Le Laddou Holi précède d’un jour le Lathmaar Holi et commémore la visite rituelle de Krishna à Barsana pour la fête des couleurs. Lors de cet événement, des laddous, ces sucreries rondes très populaires en Inde, sont lancées depuis le sommet du temple de Radha vers la foule des fidèles. Les pèlerins se pressent alors pour attraper ces douceurs, traitées avec un immense respect, car elles sont considérées comme du prasad, une nourriture sacrée et bénite.

Le Lathmaar Holi, dont le nom signifie littéralement le Holi où l’on frappe avec des bâtons, puise ses racines dans une légende vivante. La tradition rapporte que le Seigneur Krishna, venu du village voisin de Nandgaon pour visiter Barsana, se serait amusé à taquiner Radha et ses amies gopis. En réaction à ces espiègleries, ces dernières auraient poursuivi le dieu au visage sombre hors de la ville, armées de bâtons.
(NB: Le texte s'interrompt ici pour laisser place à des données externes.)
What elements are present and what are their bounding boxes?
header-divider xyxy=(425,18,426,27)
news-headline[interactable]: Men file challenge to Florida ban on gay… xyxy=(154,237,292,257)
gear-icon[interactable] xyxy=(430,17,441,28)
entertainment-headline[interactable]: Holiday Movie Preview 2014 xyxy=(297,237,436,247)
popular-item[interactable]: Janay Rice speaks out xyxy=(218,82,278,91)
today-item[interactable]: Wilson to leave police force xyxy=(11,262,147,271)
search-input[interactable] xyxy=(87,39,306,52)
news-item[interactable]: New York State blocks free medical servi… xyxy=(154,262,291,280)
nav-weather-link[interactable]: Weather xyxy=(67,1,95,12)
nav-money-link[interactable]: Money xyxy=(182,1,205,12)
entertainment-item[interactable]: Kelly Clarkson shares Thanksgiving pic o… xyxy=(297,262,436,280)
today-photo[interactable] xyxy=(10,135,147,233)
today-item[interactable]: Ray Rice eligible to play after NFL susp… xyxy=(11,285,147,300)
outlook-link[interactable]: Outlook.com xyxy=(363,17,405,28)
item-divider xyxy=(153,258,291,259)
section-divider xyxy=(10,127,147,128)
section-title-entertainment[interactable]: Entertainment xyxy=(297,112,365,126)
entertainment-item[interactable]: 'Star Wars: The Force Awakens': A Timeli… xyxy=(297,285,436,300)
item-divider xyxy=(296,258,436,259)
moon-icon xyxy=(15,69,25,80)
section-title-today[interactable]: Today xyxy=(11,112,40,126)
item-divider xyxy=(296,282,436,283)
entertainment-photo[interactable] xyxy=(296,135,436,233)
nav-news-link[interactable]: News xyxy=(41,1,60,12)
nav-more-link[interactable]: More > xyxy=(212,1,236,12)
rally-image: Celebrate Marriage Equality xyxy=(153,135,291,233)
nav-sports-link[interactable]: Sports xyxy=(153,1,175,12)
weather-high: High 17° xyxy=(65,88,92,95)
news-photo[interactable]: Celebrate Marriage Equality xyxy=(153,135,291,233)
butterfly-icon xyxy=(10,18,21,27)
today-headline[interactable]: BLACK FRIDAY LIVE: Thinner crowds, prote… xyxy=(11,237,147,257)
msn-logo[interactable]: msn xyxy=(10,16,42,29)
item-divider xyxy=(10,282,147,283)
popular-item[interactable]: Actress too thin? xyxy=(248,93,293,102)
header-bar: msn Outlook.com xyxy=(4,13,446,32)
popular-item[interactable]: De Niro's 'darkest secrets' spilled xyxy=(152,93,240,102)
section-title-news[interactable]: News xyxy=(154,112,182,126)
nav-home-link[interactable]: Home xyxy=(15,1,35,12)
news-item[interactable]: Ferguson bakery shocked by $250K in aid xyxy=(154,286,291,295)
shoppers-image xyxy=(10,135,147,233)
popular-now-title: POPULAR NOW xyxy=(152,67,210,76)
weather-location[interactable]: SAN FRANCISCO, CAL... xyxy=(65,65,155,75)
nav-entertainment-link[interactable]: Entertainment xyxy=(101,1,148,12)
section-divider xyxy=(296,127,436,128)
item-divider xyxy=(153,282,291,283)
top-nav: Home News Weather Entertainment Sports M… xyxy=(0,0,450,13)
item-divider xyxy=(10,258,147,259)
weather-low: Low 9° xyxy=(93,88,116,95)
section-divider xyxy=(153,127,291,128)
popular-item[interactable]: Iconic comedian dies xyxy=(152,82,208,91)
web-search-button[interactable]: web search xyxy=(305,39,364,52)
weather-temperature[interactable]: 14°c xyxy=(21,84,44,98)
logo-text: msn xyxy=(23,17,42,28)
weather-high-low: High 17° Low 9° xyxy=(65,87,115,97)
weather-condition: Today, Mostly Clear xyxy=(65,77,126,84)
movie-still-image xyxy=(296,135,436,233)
Lathmar holi à Barsana, les femmes frappent les hommes à l’aide de bâtons | Photo : Narender9

Pour commémorer cet épisode, chaque année, les hommes de Nandgaon se rendent à Barsana lors de la fête des couleurs. Ils y sont accueillis par les femmes du village, munies de longs bâtons appelés lattis. Ces dernières frappent symboliquement les hommes, qui tentent de se protéger en utilisant des boucliers.

Lathmar holi in Nandgaon | Photo : Narender9

Le lendemain, le rituel s’inverse lors d’une célébration réciproque : ce sont alors les femmes de Barsana qui se rendent à Nandgaon, où elles sont accueillies par un déferlement joyeux d’eau colorée lancé par les hommes du village.

À noter : Ces festivités locales précèdent toujours le Holi traditionnel. Comme les dates sont déterminées par le calendrier lunaire, il est recommandé de se renseigner en amont pour organiser votre venue.